1. Prove: $\forall\alpha\in\mathcal{C}\forall\beta\in\mathcal{C}[\alpha\neq\beta\to (V_{\alpha}, <) \ncong (V_{\beta}, <)]$.

2. Prove: $(V_{\alpha}, <) \cong (V_{\beta}, <)$ if and only if $(W_{\alpha}, <') \cong (W_{\beta}, <')$.

3. Prove: $(W_{\alpha}, <') \equiv (\mathbb{Z}, <)$. That is that both structures are elementary equivalent.

My question

I have difficulties proving 3. Thus far I tried using Ehrenfeucht-Fraïssé games but as of now no result yet. This is probably because $(W_{\alpha}, <')$ can be thought of as a plane and $(\mathbb{Z}, <)$ as a line. Successfully devising a winning strategy basically comes down to good choices when the first player chooses an element in $W_{\alpha}$. I know how to win if the games takes at most 3 moves from each player. Yet generalizing this has proven to be difficult.

Also I have some troubles with 1. I see why this is true; if $\alpha \neq \beta$ then either $V_{\alpha}$ or $V_{\beta}$ has one "successor" more. But translating this to a formal proof has yet to be made.

Can I get help on these problems? I thank you in advance.

Answer 1

This is not exactly the answer that the OP is looking for, but it may be interesting.

First an answer that assumes the continuum hypothesis.

For every $\alpha<\omega_1\smallsetminus\{0\}$ there is a model $\alpha\times \mathbb Z$. Here the relation $<$ is interpreted as the lexicographic order.
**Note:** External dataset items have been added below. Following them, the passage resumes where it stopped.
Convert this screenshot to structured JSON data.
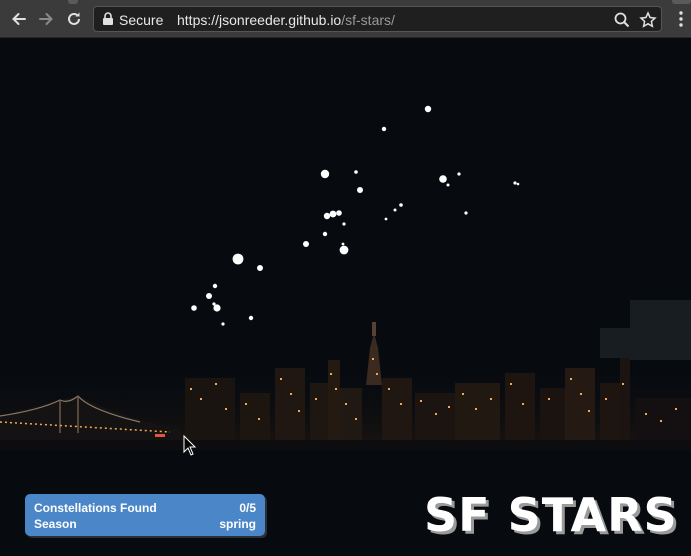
{
  "browser": {
    "secure_label": "Secure",
    "url_host": "https://jsonreeder.github.io",
    "url_path": "/sf-stars/",
    "icons": [
      "back-arrow-icon",
      "forward-arrow-icon",
      "reload-icon",
      "lock-icon",
      "zoom-icon",
      "star-bookmark-icon",
      "menu-dots-icon"
    ]
  },
  "hud": {
    "constellations_label": "Constellations Found",
    "constellations_value": "0/5",
    "season_label": "Season",
    "season_value": "spring"
  },
  "brand": {
    "title": "SF STARS"
  },
  "colors": {
    "sky": "#070b10",
    "hud_bg": "#4a86c8",
    "star": "#ffffff",
    "city_light": "#f5a94a"
  }
}
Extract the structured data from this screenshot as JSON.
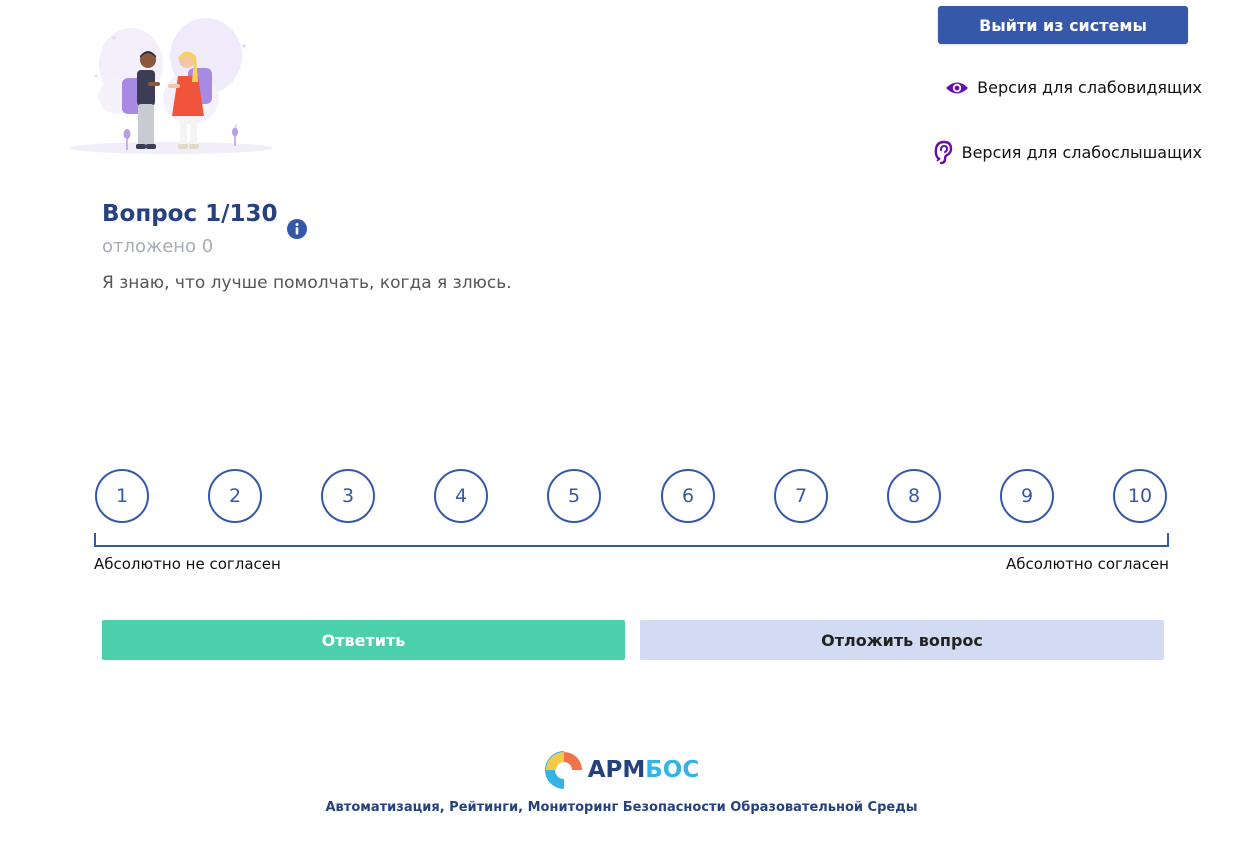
{
  "header": {
    "logout_label": "Выйти из системы",
    "vision_link_label": "Версия для слабовидящих",
    "hearing_link_label": "Версия для слабослышащих"
  },
  "question": {
    "title": "Вопрос 1/130",
    "postponed": "отложено 0",
    "text": "Я знаю, что лучше помолчать, когда я злюсь."
  },
  "scale": {
    "options": [
      "1",
      "2",
      "3",
      "4",
      "5",
      "6",
      "7",
      "8",
      "9",
      "10"
    ],
    "left_label": "Абсолютно не согласен",
    "right_label": "Абсолютно согласен"
  },
  "actions": {
    "answer_label": "Ответить",
    "postpone_label": "Отложить вопрос"
  },
  "footer": {
    "logo_part1": "АРМ",
    "logo_part2": "БОС",
    "tagline": "Автоматизация, Рейтинги, Мониторинг Безопасности Образовательной Среды"
  },
  "colors": {
    "primary": "#3558a8",
    "title": "#26427e",
    "answer": "#4ccfab",
    "postpone": "#d3dbf2",
    "accessibility_icon": "#6a0dad"
  }
}
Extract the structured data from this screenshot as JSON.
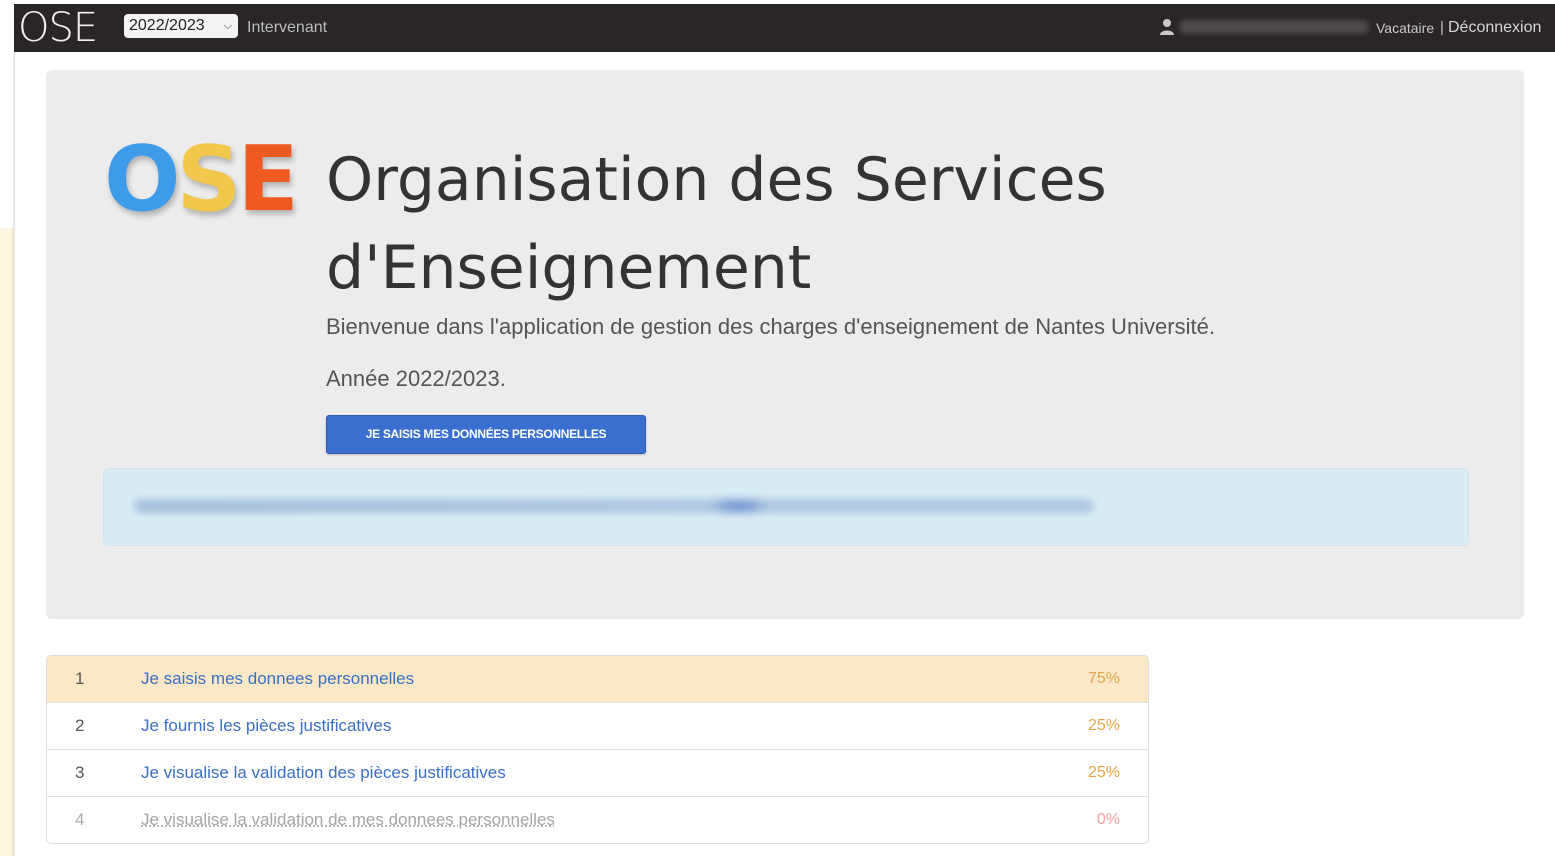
{
  "navbar": {
    "brand": "OSE",
    "year_select": "2022/2023",
    "role_link": "Intervenant",
    "user_status": "Vacataire",
    "separator": "|",
    "logout": "Déconnexion"
  },
  "jumbotron": {
    "logo": {
      "o": "O",
      "s": "S",
      "e": "E"
    },
    "title": "Organisation des Services d'Enseignement",
    "welcome": "Bienvenue dans l'application de gestion des charges d'enseignement de Nantes Université.",
    "year_line": "Année 2022/2023.",
    "primary_button": "JE SAISIS MES DONNÉES PERSONNELLES"
  },
  "steps": [
    {
      "num": "1",
      "label": "Je saisis mes donnees personnelles",
      "pct": "75%"
    },
    {
      "num": "2",
      "label": "Je fournis les pièces justificatives",
      "pct": "25%"
    },
    {
      "num": "3",
      "label": "Je visualise la validation des pièces justificatives",
      "pct": "25%"
    },
    {
      "num": "4",
      "label": "Je visualise la validation de mes donnees personnelles",
      "pct": "0%"
    }
  ],
  "colors": {
    "navbar_bg": "#2a2626",
    "primary": "#3a6fd0",
    "link": "#3a6fc7",
    "active_row": "#fbe8c6",
    "percent": "#e3a64b"
  }
}
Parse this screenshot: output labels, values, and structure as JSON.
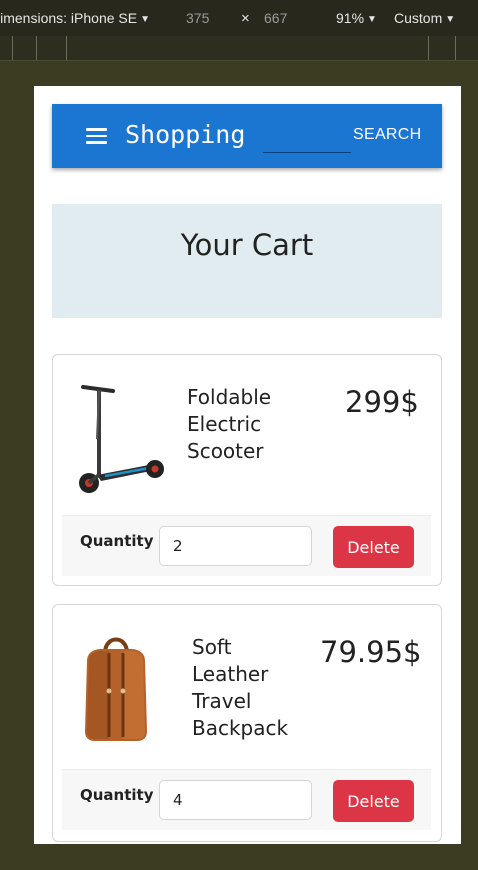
{
  "devtools": {
    "dimensions_label": "Dimensions: iPhone SE",
    "width": "375",
    "times": "×",
    "height": "667",
    "zoom": "91%",
    "mode": "Custom"
  },
  "appbar": {
    "title": "Shopping",
    "search_placeholder": "",
    "search_label": "SEARCH"
  },
  "cart": {
    "heading": "Your Cart",
    "quantity_label": "Quantity",
    "delete_label": "Delete",
    "items": [
      {
        "name": "Foldable Electric Scooter",
        "price": "299$",
        "quantity": "2",
        "image": "electric-scooter"
      },
      {
        "name": "Soft Leather Travel Backpack",
        "price": "79.95$",
        "quantity": "4",
        "image": "leather-backpack"
      }
    ]
  },
  "colors": {
    "appbar": "#1b76d2",
    "banner": "#e1ecf0",
    "delete": "#dc3545",
    "devtools_bg": "#3b3c22"
  }
}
These are $\omega_1$ non isomorphic countable models.

Now without continuum hypothesis.

For every sequence $(n_i)_{i\in\omega}$ of positive integers consider a model obtained "concatenating" the models $n_i\times\mathbb Z$ separated by a copy of $\mathbb Q\times\mathbb Z$. These are $2^\omega$ non isomorphic countable models.

Answer 2

Point 1. : let $\alpha \neq \beta \in \mathcal{C}$. Then there is $n \in \mathbb{N}$ such that $\alpha(n) \neq \beta(n)$. WLOG, $\alpha(n) = 0$ and $\beta(n) = 1$. Now take $q := 2 n + \frac{3}{2}$.

$q \notin V_\alpha$ but $q\in V_\beta$, hence $V_\alpha \neq V_\beta$.

Point 3. : The theory of $(\mathbb{Z}, <)$ is the theory of discrete linear orders without endpoints (which happens to be a complete theory). So, all you have to do is to check that $(W_{\alpha}, <')$ is a discrete linear order without endpoints.